Let’s begin today’s assessment of the backfields in the NFC East with a bit of trivia. What do LaGarrette Blount, Sony Michel, Damien Williams, Leonard Fournette, and Cam Akers have in common? I’ll give you a minute.
These are the five running backs who led the winning team in rushing in each of the last five Super Bowls. How many All Pros do you see there? If you guessed one, you’d be too high.
Several of these guys, especially Blount, were productive workhorses, but there is not a single true standout among them. During their combined careers, they ran for about 570 yards per season.
The takeaway? Sure, you want a good reliable running. But you don’t really need one to win a Super Bowl. Not the way the NFL plays these days.
On the other hand – Stafford, Brady, Mahomes, Brady, Foles. Those were the quarterbacks for the winners. Takeaway? You need a really good quarterback. (Or Nick Foles.)
So we’re going to look at the NFC East backfields, but keep in mind the quarterback matters way more than the running backs.
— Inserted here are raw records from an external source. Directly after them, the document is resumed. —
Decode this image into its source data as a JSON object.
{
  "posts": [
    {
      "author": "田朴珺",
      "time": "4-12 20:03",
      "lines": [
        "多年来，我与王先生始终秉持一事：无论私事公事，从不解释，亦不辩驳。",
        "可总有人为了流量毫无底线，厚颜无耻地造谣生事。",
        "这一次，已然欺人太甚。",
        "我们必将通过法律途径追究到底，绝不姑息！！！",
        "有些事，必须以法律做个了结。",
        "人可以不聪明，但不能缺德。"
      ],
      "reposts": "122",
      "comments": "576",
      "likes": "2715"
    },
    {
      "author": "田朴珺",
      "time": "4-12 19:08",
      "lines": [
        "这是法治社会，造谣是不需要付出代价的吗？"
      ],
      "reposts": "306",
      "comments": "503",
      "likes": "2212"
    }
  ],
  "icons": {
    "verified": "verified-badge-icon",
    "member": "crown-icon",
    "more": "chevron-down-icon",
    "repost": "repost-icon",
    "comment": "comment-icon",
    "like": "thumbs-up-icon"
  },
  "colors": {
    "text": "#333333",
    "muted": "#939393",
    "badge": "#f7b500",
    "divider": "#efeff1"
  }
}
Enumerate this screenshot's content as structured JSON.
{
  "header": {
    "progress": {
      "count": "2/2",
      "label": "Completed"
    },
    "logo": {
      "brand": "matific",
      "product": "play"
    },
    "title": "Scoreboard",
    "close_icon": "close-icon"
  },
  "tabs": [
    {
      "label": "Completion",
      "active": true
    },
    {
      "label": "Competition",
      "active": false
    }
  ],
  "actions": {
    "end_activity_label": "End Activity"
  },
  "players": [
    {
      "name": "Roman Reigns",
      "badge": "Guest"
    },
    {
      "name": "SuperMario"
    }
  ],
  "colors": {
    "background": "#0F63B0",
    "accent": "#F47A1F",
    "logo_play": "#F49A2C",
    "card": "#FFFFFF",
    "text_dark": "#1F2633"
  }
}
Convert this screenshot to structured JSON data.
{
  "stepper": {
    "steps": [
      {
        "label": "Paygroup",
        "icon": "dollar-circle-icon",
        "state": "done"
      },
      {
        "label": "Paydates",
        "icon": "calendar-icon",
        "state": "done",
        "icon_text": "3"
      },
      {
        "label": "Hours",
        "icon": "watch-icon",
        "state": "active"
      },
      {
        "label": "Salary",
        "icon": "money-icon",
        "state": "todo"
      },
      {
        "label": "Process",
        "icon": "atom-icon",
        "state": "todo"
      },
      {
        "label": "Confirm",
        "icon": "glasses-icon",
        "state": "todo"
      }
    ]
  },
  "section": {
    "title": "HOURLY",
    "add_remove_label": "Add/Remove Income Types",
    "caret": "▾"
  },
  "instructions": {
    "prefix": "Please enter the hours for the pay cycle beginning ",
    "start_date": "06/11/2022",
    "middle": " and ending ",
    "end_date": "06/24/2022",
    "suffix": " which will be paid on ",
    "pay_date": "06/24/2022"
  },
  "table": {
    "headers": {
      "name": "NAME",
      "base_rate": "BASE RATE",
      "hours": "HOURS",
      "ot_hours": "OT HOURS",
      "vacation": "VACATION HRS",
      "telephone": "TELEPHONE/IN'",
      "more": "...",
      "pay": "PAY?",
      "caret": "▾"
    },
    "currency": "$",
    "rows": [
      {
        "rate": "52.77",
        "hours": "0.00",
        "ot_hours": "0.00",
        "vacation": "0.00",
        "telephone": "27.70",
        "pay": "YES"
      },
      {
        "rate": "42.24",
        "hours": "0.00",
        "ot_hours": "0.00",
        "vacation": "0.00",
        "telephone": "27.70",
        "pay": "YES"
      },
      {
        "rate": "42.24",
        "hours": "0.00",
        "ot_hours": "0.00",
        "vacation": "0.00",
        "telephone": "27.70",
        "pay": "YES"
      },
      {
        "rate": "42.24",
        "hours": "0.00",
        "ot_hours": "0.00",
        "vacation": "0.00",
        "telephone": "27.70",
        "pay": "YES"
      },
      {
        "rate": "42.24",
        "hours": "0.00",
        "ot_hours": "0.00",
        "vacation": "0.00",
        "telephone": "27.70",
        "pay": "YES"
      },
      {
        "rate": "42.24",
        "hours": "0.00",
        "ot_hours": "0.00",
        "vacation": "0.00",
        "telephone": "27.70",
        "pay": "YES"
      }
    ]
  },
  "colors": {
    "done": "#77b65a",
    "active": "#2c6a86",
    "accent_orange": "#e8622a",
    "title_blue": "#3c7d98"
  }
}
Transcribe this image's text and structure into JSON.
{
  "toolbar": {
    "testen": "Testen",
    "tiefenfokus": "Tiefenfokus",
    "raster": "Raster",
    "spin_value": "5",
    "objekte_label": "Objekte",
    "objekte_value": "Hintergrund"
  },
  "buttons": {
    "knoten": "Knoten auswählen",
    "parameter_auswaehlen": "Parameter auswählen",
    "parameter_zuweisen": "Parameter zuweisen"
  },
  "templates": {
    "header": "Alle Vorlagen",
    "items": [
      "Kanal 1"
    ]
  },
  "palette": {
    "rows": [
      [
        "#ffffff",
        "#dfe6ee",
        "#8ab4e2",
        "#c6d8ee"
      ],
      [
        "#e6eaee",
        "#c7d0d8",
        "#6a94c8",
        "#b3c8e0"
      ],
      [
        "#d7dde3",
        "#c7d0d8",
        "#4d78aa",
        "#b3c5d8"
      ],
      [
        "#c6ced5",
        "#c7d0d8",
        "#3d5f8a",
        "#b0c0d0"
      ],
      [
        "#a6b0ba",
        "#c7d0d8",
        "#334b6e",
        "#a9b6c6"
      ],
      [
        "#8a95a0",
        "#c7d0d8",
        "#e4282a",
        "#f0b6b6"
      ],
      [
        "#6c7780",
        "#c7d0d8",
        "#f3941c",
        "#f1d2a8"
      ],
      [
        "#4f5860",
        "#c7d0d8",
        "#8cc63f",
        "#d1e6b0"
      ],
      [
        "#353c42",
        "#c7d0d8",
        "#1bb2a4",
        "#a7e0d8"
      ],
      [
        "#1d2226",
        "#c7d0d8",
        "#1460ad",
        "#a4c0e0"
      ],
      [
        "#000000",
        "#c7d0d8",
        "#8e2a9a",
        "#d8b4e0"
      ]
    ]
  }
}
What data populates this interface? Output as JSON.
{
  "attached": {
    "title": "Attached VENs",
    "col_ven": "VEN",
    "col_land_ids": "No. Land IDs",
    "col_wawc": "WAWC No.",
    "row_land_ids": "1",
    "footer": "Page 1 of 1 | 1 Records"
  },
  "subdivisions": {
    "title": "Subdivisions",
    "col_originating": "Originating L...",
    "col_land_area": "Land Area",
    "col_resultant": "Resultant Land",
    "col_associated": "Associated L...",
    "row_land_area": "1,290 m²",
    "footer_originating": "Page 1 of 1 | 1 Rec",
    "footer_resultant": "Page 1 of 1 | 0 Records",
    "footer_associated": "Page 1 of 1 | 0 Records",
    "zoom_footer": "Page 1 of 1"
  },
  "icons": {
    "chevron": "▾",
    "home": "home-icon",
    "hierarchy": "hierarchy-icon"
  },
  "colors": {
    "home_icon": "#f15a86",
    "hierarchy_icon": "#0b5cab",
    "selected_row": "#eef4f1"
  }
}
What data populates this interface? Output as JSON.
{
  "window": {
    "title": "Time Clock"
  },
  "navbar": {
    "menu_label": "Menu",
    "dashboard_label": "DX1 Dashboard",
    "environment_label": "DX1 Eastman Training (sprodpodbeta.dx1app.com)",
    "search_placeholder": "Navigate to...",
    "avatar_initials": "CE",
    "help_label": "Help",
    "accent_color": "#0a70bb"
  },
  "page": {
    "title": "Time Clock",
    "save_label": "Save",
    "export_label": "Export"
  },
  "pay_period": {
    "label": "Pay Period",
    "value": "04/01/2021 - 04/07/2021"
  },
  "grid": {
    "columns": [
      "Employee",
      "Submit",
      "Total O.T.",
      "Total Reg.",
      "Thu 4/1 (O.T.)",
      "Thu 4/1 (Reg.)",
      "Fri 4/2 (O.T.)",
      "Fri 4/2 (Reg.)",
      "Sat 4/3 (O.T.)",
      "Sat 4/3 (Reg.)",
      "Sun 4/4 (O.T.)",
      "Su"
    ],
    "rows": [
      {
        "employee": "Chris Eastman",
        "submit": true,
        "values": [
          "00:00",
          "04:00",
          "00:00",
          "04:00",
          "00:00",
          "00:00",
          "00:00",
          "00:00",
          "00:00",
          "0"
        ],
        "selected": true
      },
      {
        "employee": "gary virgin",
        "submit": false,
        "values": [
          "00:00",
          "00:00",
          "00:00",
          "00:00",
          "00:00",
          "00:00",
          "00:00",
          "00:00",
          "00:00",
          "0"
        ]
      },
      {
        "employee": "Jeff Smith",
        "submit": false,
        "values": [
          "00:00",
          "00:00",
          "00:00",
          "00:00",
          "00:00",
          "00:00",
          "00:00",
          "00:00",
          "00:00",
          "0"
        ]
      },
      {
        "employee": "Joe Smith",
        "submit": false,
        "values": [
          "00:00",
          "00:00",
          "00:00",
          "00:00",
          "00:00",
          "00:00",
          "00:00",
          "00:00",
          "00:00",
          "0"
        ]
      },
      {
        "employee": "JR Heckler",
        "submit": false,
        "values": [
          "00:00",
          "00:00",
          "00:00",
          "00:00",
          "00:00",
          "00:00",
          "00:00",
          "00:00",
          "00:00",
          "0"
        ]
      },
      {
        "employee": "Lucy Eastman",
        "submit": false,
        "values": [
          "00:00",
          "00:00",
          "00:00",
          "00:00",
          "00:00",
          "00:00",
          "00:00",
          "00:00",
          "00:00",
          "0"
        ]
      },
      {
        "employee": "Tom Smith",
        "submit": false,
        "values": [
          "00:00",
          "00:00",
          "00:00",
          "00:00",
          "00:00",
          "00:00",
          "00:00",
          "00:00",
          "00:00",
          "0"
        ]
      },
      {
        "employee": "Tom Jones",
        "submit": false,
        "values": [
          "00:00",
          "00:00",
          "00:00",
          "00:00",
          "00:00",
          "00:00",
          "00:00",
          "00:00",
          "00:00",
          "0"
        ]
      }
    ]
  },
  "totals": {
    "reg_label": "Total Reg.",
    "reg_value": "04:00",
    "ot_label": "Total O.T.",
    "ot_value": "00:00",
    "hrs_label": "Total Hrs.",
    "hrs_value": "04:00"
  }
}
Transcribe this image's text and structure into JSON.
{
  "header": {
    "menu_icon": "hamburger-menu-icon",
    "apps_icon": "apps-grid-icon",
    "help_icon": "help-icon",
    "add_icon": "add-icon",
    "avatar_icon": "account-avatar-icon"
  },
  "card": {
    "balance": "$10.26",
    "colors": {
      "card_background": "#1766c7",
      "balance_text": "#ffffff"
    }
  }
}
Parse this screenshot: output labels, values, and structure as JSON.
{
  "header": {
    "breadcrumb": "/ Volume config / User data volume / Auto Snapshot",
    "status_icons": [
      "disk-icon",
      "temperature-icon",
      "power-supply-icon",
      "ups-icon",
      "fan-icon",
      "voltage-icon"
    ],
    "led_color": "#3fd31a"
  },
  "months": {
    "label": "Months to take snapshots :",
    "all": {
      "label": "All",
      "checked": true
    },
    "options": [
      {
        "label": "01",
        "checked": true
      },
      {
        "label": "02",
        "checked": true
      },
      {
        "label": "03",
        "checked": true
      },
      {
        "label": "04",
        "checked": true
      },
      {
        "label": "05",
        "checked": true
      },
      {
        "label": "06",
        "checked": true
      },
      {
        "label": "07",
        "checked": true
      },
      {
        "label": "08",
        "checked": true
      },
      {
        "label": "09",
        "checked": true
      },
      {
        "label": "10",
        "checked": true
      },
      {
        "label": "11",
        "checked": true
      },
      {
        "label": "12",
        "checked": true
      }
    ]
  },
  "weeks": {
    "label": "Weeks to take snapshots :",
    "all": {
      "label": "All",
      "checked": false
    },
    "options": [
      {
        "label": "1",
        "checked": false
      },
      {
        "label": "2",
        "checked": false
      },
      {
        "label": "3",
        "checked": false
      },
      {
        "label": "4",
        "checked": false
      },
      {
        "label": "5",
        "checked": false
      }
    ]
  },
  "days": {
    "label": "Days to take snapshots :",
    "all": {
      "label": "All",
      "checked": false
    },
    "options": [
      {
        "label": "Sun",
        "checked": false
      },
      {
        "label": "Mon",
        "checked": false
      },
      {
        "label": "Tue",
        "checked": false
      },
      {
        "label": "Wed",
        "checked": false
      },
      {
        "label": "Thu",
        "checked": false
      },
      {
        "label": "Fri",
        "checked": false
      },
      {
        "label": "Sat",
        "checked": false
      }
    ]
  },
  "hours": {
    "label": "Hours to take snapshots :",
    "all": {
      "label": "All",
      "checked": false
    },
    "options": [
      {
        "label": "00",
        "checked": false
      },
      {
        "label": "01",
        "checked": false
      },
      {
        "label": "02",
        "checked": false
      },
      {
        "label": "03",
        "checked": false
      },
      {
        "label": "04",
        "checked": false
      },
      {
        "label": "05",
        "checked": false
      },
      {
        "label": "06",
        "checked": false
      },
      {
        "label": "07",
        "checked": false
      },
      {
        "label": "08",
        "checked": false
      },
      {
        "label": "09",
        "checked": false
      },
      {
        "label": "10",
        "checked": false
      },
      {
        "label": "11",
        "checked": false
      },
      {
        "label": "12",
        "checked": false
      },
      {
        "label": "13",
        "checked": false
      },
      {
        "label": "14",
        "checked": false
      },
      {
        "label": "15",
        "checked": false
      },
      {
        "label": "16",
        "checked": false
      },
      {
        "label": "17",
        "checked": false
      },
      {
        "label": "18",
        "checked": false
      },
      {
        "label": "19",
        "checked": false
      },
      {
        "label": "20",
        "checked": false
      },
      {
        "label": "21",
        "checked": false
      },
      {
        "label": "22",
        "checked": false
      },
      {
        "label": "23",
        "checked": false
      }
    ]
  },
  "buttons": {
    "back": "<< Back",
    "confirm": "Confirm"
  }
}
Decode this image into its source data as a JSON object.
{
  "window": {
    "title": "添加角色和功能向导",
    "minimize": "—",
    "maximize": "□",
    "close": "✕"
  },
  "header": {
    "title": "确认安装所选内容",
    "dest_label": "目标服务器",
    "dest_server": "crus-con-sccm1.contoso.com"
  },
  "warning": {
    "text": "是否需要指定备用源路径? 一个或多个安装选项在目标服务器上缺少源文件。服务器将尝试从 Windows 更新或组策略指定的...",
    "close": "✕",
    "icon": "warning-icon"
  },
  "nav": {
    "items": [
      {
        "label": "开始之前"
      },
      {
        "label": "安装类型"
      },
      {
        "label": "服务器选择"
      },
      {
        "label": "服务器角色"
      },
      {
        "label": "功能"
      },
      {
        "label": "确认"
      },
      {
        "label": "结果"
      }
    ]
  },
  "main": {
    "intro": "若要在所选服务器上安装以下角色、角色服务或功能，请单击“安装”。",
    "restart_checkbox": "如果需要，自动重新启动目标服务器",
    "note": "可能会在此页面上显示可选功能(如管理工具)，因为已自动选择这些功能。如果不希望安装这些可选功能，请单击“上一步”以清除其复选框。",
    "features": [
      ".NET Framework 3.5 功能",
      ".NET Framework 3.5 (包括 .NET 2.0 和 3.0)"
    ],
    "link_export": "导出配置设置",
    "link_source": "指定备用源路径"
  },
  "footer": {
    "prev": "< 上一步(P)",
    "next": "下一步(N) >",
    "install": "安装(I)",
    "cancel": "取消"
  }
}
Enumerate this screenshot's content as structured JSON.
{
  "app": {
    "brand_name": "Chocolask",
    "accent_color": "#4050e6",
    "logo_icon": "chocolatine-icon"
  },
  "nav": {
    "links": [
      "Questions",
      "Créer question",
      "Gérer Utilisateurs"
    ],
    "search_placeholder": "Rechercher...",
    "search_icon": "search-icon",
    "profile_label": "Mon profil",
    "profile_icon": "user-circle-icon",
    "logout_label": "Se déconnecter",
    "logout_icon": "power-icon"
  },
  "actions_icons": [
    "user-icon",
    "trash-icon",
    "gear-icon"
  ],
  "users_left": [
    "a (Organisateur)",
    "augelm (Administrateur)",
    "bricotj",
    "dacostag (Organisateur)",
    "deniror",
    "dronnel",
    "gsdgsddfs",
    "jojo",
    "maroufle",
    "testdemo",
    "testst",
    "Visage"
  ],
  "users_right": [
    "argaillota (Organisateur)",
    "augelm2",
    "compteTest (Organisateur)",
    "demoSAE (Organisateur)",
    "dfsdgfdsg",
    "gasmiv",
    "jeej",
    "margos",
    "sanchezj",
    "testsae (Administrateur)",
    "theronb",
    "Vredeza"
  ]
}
You probably already knew that. (Still, I hope you liked the trivia.)
Commanders NFC East Rankings: Offensive backfields
1. Dallas Cowboys
Dak Prescott is the best quarterback in the NFC East. He has some serious question marks and potential holes in his game. That says all you really need to know about the state of the NFC East. After his devastating ankle injury early in 2020, Dak rebounded in 2021 to establish career highs in completion percentage and touchdowns. He took his team to the postseason for the first time since 2018.
Dak can throw. He can run. He has developed into the leader of one of the NFL’s most iconic franchises. But until he wins, there will be doubters. In 2021, Prescott did not resemble the running threat he had been early in his career. He had rather serious ball security issues, fumbling 14 times and losing six of them. Worst of all, he came up small in the playoffs, failing to beat San Francisco in a home wildcard game.
Dak is a good quarterback. For Dallas, he needs to be a great quarterback. That jury is still out.
As for backups – well, Dallas doesn’t have one. Technically. Dallas did not keep any other quarterback on their active roster on cutdown day, and as of this writing, they have still not added one. Of course, that will change, and it will most likely be Cooper Rush, who has served as the primary backup for the past several years. Both Rush and Will Grier were signed to the Cowboys practice squad. Rush is a perfectly reasonable journeyman who knows the Dallas system. He’s the very definition of mid-level backup.
There has been a big call for Dallas to move on from Ezekiel Elliott as the primary back and hand the ball to the younger, fresher Tony Pollard. Zeke, now seven seasons in, is looking slow. In 2018-19, Zeke could be counted on for about 100 yards a game. Over the last two seasons, that number plummeted to 62. Running backs rarely find the fountain of youth seven years into a high-volume career.
Pollard, on the other hand, had a very productive 2021, averaging 5.5 yards per carry. With new questions about the offensive line, Pollard may again be a better option for the Cowboys. But it remains to be seen how he will perform with a heavier workload. Dallas will need both backs to play well. I expect a decent year from Zeke, but I fear his glory days are in the past.